Taux de recours aux anxiolytiques en Hauts-de-France en 2018

13,6% de la population régionale traitée par anxiolytique

Les anxiolytiques sont des molécules ayant une action directe sur le système nerveux central, comprenant les benzodiazépines - classe médicamenteuse à visée anxiolytique la plus utilisée - mais aussi d’autres molécules (des inhibiteurs de la recapture de la sérotonine (IRS), des bêta-bloquants, buspirone, hydroxyzine, étifoxine et captodiame) (1). Commercialisées depuis les années 60, ces molécules sont utilisées dans le traitement de l’anxiété, de l’angoisse et du stress et représentent en 2018 la classe de médicaments psychotropes les plus utilisée en France. 

  • Méthodologie 

Les données de l’assurance-maladie sur les remboursements de médicaments psychotropes au cours de l’année 2018 ont été exploitées pour calculer les taux standardisés de recours par territoire de proximité dans les Hauts-de-France. 
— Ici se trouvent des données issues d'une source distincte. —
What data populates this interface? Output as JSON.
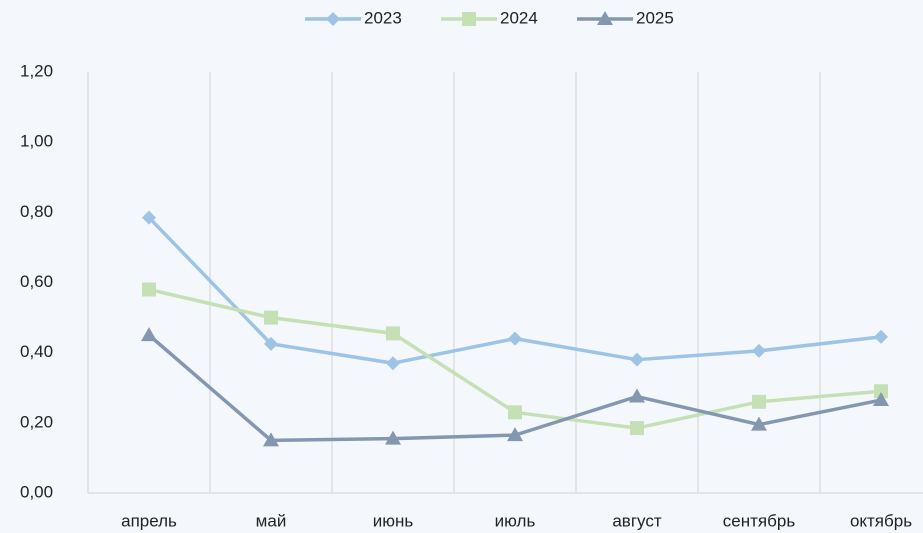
{
  "chart_data": {
    "type": "line",
    "categories": [
      "апрель",
      "май",
      "июнь",
      "июль",
      "август",
      "сентябрь",
      "октябрь"
    ],
    "series": [
      {
        "name": "2023",
        "color": "#9dc3e6",
        "marker": "diamond",
        "values": [
          0.785,
          0.425,
          0.37,
          0.44,
          0.38,
          0.405,
          0.445
        ]
      },
      {
        "name": "2024",
        "color": "#c5e0b4",
        "marker": "square",
        "values": [
          0.58,
          0.5,
          0.455,
          0.23,
          0.185,
          0.26,
          0.29
        ]
      },
      {
        "name": "2025",
        "color": "#8497b0",
        "marker": "triangle",
        "values": [
          0.45,
          0.15,
          0.155,
          0.165,
          0.275,
          0.195,
          0.265
        ]
      }
    ],
    "ylim": [
      0,
      1.2
    ],
    "yticks": [
      {
        "value": 0,
        "label": "0,00"
      },
      {
        "value": 0.2,
        "label": "0,20"
      },
      {
        "value": 0.4,
        "label": "0,40"
      },
      {
        "value": 0.6,
        "label": "0,60"
      },
      {
        "value": 0.8,
        "label": "0,80"
      },
      {
        "value": 1.0,
        "label": "1,00"
      },
      {
        "value": 1.2,
        "label": "1,20"
      }
    ],
    "legend": "top"
  }
}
Il s'agit du taux de personnes pour qui une délivrance d'anxiolytique a été enregistrée dans les bases de remboursement des caisses d'assurance-maladie, standardisé par âge et sexe selon la structure de la population des Hauts-de-France (en 2014). La standardisation vise à rendre comparables des territoires, qui ont des structures d'âge et de sexe différentes. La méthode employée ici est celle de standardisation directe.
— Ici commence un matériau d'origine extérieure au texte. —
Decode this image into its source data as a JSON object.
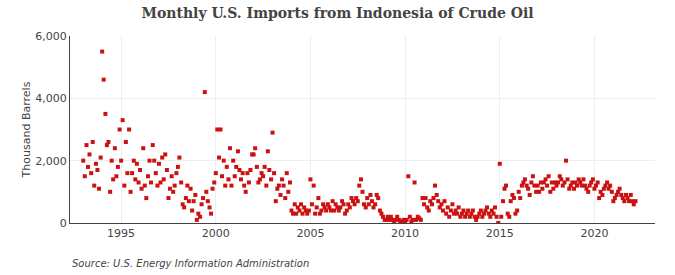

Les molécules ont été sélectionnées selon leur code anatomique, thérapeutique et chimique (classification ATC). Les anxiolytiques (codes ATC N05B) considérés sont les suivants : N05BA01 (Diazépam), N05BA02 (Chlordiazépoxide), N05BA03 (Médazépam), N05BA04 (Oxazépam), N05BA05 (Clorazépate de potassium), N05BA06 (Lorazépam), N05BA07 (Adinazolam), N05BA08 (Bromazépam), N05BA09 (Clobazam), N05BA10 (Kétazolam), N05BA11 (Prazépam), N05BA12 (Alprazolam), N05BA13 (Halazépam), N05BA14 (Pinazépam), N05BA15 (Camazépam), N05BA16 (Nordazépam), N05BA17 (Fludiazépam), N05BA18 (Éthyl loflazépate), N05BA19 (Étizolam), N05BA21 (Clotiazépam), N05BA22 (Cloxazolam), N05BA23 (Tofisopam), N05BA56 (Lorazépam, associations), N05BB01 (Hydroxyzine), N05BB02 (Captodiame), N05BC01 (Méprobamate), N05BC51 (Méprobamate, associations), N05BE01 (Buspirone) et N05BX03 (Étifoxine).

  • Résultats 

Au niveau régional, en 2018, le taux de recours aux anxiolytiques s’élève à 13,6%. Les femmes ont une consommation plus élevée que les hommes (16,9% versus 10,1%) et le recours augmente régulièrement avec l’âge, quel que soit le sexe. Les molécules les plus utilisées sont, dans l’ordre, l’alprazolam (Xanax®), l’oxazépam (Séresta®), le lorazépam (Témesta®), le bromazépam (Lexomil®) et l’hydroxyzine (Atarax®).

Au niveau infrarégional, les départements de la Somme (15,4%) et du Pas-de-Calais (14,0%) enregistrent les plus forts taux de recours à cette classe de médicaments, alors que dans le sud de la région la consommation d’anxiolytiques est moins élevée. Les territoires de proximité enregistrant le plus de recours sont le Cambrésis (15,7%), Montdidier (15,6%) le Valenciennois (15,5%), Amiens (15,5%) et Saint-Quentin (15,3%). A l’inverse, les territoires de Château-Thierry (10,7%), Senlis (11,4%), Clermont (12,3%), Soissons (12,3%), dans le sud de la région, et le Dunkerquois (11,5%) et Lille (12,3%) enregistrent les plus faibles taux de recours. 

Capture drecran 2020-11-03 a 16.54.06Visualiser la carte

  • Cette carte est accessible sur CartoPsy®

Lien vers Cartopsy

D’autres niveaux géographiques (départements, territoires …) et classes de molécules peuvent également être sélectionnés.

  • Discussion

Un habitant des Hauts-de-France sur sept est traité par anxiolytique, soit un niveau de recours très élevé. Celui-ci l’est plus encore chez les femmes et les personnes âgées. De fortes variations infrarégionales sont à souligner, qui peuvent être liées aux pratiques différentielles de prescription.